Dio parla nei profeti e in Gesù: nasce la poesia. Pensieri e palpiti elevati, celestiali davvero. Gocce di eterno che splendono come stelle. Infinità che si lascia catturare dalla parola dell'uomo e desta trascendimento e desideri.
Quale più alta poesia di quel "Dio è Amore"?
Ogni parola di Gesù è poesia, perché ogni parola non è solo simbolo del suo pensiero, ma anche simbolo del suo intimo eterno.

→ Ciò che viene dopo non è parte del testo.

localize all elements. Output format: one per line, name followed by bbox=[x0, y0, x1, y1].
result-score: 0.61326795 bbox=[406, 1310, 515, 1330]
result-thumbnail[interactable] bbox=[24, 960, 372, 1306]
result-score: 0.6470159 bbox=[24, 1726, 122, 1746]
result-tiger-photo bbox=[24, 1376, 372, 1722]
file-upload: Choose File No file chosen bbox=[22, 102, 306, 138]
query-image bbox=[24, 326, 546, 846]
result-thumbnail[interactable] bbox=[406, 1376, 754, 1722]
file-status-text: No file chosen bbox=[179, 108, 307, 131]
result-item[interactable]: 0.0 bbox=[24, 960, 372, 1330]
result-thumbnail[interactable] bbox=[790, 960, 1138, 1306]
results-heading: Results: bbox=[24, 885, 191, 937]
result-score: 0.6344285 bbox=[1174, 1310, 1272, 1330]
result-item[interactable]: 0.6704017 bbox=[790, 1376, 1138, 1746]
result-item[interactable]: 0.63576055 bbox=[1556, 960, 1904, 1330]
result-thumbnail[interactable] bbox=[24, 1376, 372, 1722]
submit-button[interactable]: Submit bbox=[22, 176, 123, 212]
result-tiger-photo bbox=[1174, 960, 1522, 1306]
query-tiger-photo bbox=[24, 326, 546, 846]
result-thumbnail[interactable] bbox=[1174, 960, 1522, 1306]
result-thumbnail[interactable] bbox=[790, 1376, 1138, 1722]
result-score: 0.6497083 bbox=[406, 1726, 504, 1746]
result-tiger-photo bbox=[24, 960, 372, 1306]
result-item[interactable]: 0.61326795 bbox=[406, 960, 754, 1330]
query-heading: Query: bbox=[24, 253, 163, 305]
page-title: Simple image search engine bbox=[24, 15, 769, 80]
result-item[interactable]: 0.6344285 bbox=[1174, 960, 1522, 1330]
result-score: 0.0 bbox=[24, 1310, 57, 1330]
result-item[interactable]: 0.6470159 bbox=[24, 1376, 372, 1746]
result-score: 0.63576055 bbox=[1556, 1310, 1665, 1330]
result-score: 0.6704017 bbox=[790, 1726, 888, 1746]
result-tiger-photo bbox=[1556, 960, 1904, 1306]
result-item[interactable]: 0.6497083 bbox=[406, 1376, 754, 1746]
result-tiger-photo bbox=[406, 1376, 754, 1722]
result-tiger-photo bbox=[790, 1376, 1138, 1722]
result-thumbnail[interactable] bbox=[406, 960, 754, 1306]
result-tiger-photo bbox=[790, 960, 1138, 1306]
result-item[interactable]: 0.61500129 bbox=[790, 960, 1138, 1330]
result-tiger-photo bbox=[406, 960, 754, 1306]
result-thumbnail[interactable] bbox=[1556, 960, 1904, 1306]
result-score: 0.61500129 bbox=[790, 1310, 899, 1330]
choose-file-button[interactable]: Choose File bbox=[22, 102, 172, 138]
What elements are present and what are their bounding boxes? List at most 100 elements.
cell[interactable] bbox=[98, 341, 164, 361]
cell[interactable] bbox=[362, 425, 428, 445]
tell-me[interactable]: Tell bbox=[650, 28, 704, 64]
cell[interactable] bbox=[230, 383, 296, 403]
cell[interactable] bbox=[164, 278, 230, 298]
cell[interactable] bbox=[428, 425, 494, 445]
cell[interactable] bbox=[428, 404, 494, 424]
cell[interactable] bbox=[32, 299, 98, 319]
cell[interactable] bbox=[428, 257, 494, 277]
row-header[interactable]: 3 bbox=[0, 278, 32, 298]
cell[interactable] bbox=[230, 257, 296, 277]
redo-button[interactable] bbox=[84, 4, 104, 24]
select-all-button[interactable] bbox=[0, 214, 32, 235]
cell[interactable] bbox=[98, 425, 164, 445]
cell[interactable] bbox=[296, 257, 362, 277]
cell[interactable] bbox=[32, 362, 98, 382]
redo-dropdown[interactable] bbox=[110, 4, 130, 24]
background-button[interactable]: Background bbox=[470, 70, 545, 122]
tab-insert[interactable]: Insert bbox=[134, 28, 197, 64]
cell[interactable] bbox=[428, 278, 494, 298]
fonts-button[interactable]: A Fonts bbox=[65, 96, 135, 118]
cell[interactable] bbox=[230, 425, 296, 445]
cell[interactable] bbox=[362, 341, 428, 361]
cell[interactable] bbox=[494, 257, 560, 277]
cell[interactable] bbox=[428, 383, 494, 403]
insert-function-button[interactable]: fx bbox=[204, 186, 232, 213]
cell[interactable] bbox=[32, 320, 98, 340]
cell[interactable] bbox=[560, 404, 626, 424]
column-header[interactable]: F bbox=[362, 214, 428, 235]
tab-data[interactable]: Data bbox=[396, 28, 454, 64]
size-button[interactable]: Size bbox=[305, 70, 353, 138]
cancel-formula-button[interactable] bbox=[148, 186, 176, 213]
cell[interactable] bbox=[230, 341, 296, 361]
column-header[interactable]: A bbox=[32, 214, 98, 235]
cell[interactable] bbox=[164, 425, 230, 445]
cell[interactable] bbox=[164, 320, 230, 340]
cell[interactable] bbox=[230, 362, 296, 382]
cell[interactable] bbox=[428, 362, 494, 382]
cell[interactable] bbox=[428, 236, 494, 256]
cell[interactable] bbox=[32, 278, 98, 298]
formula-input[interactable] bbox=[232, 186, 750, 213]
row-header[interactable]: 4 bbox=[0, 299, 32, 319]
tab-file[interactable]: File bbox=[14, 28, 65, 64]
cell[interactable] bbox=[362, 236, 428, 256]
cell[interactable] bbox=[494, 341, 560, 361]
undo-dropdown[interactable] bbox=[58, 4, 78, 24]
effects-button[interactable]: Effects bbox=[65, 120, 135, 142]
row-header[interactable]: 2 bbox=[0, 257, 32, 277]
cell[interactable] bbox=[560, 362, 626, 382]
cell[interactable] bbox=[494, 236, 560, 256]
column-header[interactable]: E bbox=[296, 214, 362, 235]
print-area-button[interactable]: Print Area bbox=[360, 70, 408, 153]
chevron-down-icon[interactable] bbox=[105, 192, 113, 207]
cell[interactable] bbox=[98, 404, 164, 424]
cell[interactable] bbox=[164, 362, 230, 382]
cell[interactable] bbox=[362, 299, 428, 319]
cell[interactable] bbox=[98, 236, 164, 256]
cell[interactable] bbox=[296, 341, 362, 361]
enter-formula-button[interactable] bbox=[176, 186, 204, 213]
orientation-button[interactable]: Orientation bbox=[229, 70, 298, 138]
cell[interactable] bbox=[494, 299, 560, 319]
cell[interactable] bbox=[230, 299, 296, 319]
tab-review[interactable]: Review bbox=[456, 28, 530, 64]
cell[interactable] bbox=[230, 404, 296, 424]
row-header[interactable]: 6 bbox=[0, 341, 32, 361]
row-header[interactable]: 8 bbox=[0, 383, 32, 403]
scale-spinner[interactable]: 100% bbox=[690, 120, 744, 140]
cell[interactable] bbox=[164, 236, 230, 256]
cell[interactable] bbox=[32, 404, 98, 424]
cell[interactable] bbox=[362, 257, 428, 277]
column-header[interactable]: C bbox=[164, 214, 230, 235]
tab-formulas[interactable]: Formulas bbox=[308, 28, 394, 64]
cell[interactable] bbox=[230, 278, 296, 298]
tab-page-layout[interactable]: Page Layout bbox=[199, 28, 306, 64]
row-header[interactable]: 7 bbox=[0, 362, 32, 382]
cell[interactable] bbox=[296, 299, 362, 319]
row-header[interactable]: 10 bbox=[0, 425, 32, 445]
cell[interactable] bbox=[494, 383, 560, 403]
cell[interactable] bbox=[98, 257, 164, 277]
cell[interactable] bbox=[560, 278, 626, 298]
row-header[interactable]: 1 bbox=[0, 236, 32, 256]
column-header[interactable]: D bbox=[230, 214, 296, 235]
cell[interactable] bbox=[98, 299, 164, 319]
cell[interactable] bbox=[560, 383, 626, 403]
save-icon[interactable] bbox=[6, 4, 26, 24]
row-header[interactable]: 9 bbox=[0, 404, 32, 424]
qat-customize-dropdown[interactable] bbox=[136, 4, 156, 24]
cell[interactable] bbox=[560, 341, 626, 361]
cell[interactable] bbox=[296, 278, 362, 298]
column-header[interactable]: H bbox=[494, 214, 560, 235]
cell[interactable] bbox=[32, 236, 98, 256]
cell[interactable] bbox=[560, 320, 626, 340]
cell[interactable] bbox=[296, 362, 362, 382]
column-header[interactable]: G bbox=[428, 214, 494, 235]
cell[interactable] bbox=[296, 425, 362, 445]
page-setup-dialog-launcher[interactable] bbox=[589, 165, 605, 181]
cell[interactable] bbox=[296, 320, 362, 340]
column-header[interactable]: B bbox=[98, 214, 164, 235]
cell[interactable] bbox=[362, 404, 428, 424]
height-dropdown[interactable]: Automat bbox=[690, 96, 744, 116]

Quel "tutto è grazia" di Bernanos si può intendere sì con "tutto è dono", ma anche con "tutto è bellezza" (charis, gratia).
Dio, rivelandosi in Gesù, ci inonda della sua regalità, ci sommerge nella poesia. E noi, credendo davvero, siamo tuffati e nuotiamo nella poesia divina, della quale la Divina Commedia o Il Paradiso Perduto, sono pallidi e validi echi.
Or dunque, quale l'atteggiamento nostro di fronte al sublime di Dio, regalatoci in Gesù?
Il vero, unico linguaggio per parlare sinceramente con Dio che parla liricamente, è solo la lirica, la poesia.
La preghiera non poetica non è efficace, non raggiunge.
I salmi sono grande preghiera poetica, ispirata dall'energia di Dio nell'uomo.
Paolo: "Ciascuno di voi ha un salmo …" (1Cor 14.26). "Parlate tra di voi attraverso salmi, inni, canti spirituali, cantando e salmeggiando con i vostri cuori al Signore" (Ef 5.19). Beati i poeti: hanno le porte aperte verso Dio e verso il prossimo. Essi davvero parlano di Dio e a Dio.
Quanto sono meste le nostre preghiere personali, che non sanno ridere e lodare! Quanto tristi le nostre liturgie ripetitive, nelle quali preti e laici sono più attenti alle sillabe che non all'esplosione del cuore.
Quanto ha penato P. Turoldo per far entrare un po' di poesia nella liturgia! Ha poi dovuto ripiegare e rendere poesia i suoi scritti. Fuori del solito contesto liturgico. Ma la storia si vendica.